Reversing a four-year-old decision on the standard for employee discipline in advance of a first contract that many employers found onerous, the National Labor Relations Board (NLRB) has overruled Total Security Management Illinois 1, LLC, 364 NLRB No. 106 (2016). 800 River Road Operating Company, LLC d/b/a Care One at New Milford, 369 NLRB No. 109 (June 23, 2020) (Care One).
The 2016 decision held that where employees are newly represented by a union, but a first collective bargaining agreement had yet to be negotiated, an employer was obligated to collectively bargain with the union regarding discretionary “serious discipline” (such as suspension, demotion, or discharge) it intended to impose. In Care One, the NLRB held that an employer does not have an obligation to bargain over discipline (even where the employer exercises discretion in imparting it) if it is given in accordance with an established disciplinary policy or practice.
The unanimous decision will be applied retroactively to all cases pending before the NLRB.
Total Security
Under Total Security, an employer’s failure to bargain about serious discipline violated the National Labor Relations Act (NLRA) if the employer exercised any discretion (even where that exercise was consistent with an existing disciplinary policy or practice) when determining whether and how to discipline an employee. Total Security allowed a limited exception where the disciplined employee’s “continued presence on the job presents a serious, imminent danger to the employer’s business or personnel,” with a significant burden of proof on the employer.
Total Security was founded on the concept that when discretion was exercised in the imposition of serious discipline, a material change had occurred in an employee’s terms and conditions of employment, and thus, bargaining was required before making the change. The decision caused some employers (pursuant to a suggestion in the decision) to attempt to negotiate an interim grievance procedure (while bargaining about the overall contract) that gave them the opportunity to lawfully impose discipline without first bargaining with the union, and the union a means for challenging that discipline.
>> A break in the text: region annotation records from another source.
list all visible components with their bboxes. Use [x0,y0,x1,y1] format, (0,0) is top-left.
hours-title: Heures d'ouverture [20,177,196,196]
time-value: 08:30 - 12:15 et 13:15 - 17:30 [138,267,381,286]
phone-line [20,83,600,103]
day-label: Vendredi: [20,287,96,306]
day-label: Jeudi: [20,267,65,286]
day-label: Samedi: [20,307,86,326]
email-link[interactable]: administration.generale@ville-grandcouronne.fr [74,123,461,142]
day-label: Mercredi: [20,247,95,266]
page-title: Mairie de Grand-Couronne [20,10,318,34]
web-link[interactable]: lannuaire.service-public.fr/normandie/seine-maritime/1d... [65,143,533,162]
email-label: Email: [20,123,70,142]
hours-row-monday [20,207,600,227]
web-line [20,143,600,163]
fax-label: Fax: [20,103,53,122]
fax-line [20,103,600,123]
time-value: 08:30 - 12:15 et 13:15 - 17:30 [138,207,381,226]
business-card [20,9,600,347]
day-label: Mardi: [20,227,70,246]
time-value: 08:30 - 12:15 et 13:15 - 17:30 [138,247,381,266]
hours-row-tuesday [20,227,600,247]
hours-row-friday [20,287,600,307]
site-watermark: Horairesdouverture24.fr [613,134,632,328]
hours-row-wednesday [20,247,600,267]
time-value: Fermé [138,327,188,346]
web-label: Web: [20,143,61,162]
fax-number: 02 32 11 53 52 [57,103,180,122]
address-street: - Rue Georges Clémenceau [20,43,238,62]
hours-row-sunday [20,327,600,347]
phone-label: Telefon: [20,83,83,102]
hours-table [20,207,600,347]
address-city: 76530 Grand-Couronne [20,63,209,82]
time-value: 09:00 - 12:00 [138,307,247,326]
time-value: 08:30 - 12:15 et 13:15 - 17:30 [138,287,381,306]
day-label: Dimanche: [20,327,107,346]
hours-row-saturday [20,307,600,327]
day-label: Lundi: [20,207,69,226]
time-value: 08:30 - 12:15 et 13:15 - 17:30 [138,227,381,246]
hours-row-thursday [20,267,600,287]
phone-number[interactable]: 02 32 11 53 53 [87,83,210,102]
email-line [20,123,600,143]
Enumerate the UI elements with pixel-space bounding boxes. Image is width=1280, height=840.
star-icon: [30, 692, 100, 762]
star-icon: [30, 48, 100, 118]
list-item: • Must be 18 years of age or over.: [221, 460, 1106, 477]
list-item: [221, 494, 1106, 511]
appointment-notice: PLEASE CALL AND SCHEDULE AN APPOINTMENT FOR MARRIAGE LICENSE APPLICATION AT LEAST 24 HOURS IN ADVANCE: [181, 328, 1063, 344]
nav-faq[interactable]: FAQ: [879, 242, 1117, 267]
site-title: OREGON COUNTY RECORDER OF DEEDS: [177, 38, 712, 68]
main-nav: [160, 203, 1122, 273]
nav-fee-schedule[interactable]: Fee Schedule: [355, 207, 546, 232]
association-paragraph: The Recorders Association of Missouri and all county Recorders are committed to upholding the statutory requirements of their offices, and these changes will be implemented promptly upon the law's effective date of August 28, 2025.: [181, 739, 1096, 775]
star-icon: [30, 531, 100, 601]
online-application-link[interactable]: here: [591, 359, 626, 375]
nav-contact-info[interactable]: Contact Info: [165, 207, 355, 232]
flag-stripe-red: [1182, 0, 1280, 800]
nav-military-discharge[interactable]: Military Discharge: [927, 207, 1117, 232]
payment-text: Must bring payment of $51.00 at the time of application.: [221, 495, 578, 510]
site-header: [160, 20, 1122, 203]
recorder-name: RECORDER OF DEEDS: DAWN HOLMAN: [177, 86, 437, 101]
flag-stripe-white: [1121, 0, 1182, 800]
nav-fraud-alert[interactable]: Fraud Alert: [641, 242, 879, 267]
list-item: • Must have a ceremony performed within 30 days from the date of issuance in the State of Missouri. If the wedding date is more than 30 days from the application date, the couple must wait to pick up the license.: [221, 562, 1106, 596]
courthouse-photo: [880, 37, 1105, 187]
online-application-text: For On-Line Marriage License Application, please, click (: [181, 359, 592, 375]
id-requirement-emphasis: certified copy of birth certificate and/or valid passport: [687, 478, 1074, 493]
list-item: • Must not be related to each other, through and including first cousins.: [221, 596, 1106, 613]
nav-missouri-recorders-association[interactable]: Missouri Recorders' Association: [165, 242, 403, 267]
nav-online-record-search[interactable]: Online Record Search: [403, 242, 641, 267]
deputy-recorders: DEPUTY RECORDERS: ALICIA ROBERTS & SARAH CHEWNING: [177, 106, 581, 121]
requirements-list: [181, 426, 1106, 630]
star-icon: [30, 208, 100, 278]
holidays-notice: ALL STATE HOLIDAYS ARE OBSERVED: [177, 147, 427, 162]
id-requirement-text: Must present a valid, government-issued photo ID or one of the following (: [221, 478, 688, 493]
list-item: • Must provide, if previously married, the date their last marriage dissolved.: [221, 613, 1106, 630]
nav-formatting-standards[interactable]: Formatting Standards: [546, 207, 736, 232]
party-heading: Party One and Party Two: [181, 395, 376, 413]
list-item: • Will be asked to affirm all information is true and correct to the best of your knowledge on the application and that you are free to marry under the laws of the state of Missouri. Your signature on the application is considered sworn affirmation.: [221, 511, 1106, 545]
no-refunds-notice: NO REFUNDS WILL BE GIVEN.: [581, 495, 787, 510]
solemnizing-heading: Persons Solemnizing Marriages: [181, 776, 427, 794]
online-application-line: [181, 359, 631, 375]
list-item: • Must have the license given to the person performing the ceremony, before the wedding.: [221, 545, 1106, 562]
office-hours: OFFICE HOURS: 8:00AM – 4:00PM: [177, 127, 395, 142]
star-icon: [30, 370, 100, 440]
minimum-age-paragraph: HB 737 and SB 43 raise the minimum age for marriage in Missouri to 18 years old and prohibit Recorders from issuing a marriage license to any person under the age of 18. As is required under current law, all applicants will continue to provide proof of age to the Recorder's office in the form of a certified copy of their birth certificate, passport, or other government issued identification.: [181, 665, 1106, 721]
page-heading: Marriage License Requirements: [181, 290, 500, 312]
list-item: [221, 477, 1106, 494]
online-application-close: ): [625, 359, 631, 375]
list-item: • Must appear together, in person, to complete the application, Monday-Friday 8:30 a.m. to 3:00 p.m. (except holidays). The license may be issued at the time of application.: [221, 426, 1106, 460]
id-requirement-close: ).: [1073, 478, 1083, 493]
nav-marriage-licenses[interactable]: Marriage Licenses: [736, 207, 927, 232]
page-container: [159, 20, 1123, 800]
However, as the NLRB noted in Care One, this Total Security “safe harbor” was “illusory”: the union would have to consent to bargaining over such an interim agreement, and “it is difficult to understand why a union intent on maximizing its advantage in collective bargaining would ever consent to negotiate an interim disciplinary agreement ….”
The usual remedy for a violation included reinstatement and backpay for the unlawfully disciplined employee, unless the employer could prove the discipline was imposed “for cause” as that phrase, contained in the NLRA, has been applied by the NLRB. (“No order of the Board shall require the reinstatement of any individual as an employee who has been suspended or discharged, or the payment to him of any backpay, if such individual was suspended or discharged for cause.”)
Care One
In Care One, the employer suspended three employees and discharged another pursuant to its existing disciplinary policy. It did so without giving the union that represented the employees prior notice or an opportunity to bargain. The Administrative Law Judge (ALJ) found the suspensions and discharge constituted serious discipline under Total Security. Therefore, the employer was obligated to give the union notice and an opportunity to bargain before it disciplined the employees. Because the employer had not done so, the ALJ decided the employer had violated the NLRA.
In the usual case, the ALJ’s decision would have constituted a victory for the NLRB’s General Counsel (GC). However, GC Peter Robb indicated after he took office that one of his goals was to secure a reversal of Total Security. Memorandum GC 18-02, Mandatory Submissions to Advice, December 1, 2017. Thus, the GC (and the employer) appealed the ALJ’s decision to the NLRB, requesting that the NLRB overrule Total Security.
The NLRB did so, extensively criticizing Total Security for having “shredded long-standing principles governing the duty to bargain” and its bargaining obligation as “cumbersome and confusing.”
The NLRB rejected the notion that acting in accordance with an existing disciplinary policy or practice could constitute a unilateral change, even where discretion was exercised, unless the employer materially deviated from the policy or practice. The NLRB noted that, in Raytheon Network Centric Systems, 365 NLRB No. 161 (2017), it had “recognized that discretionary aspects of a policy or practice are as much a part of the status quo as the non-discretionary aspects.” Thus, every action that “involve[s] any discretion” does not constitutes a change, “regardless of what an employer has done in the past ….”
The NLRB further held:
[T]he correct analysis … must focus on whether an employer’s individual disciplinary action is similar in kind and degree to what the employer did in the past within the structure of established policy or practice …. As such, in order to maintain the status quo, an employer must continue to make decisions materially consistent with its established policy or practice, including its use of discretion, after the certification or recognition of a union.
Takeaway
As long as the discipline a newly unionized employer imposes prior to the negotiation of a first collective bargaining agreement is consistent with what it has done in the past, the employer will not have an obligation to give the union that represents its employees notice and an opportunity to bargain about the discipline.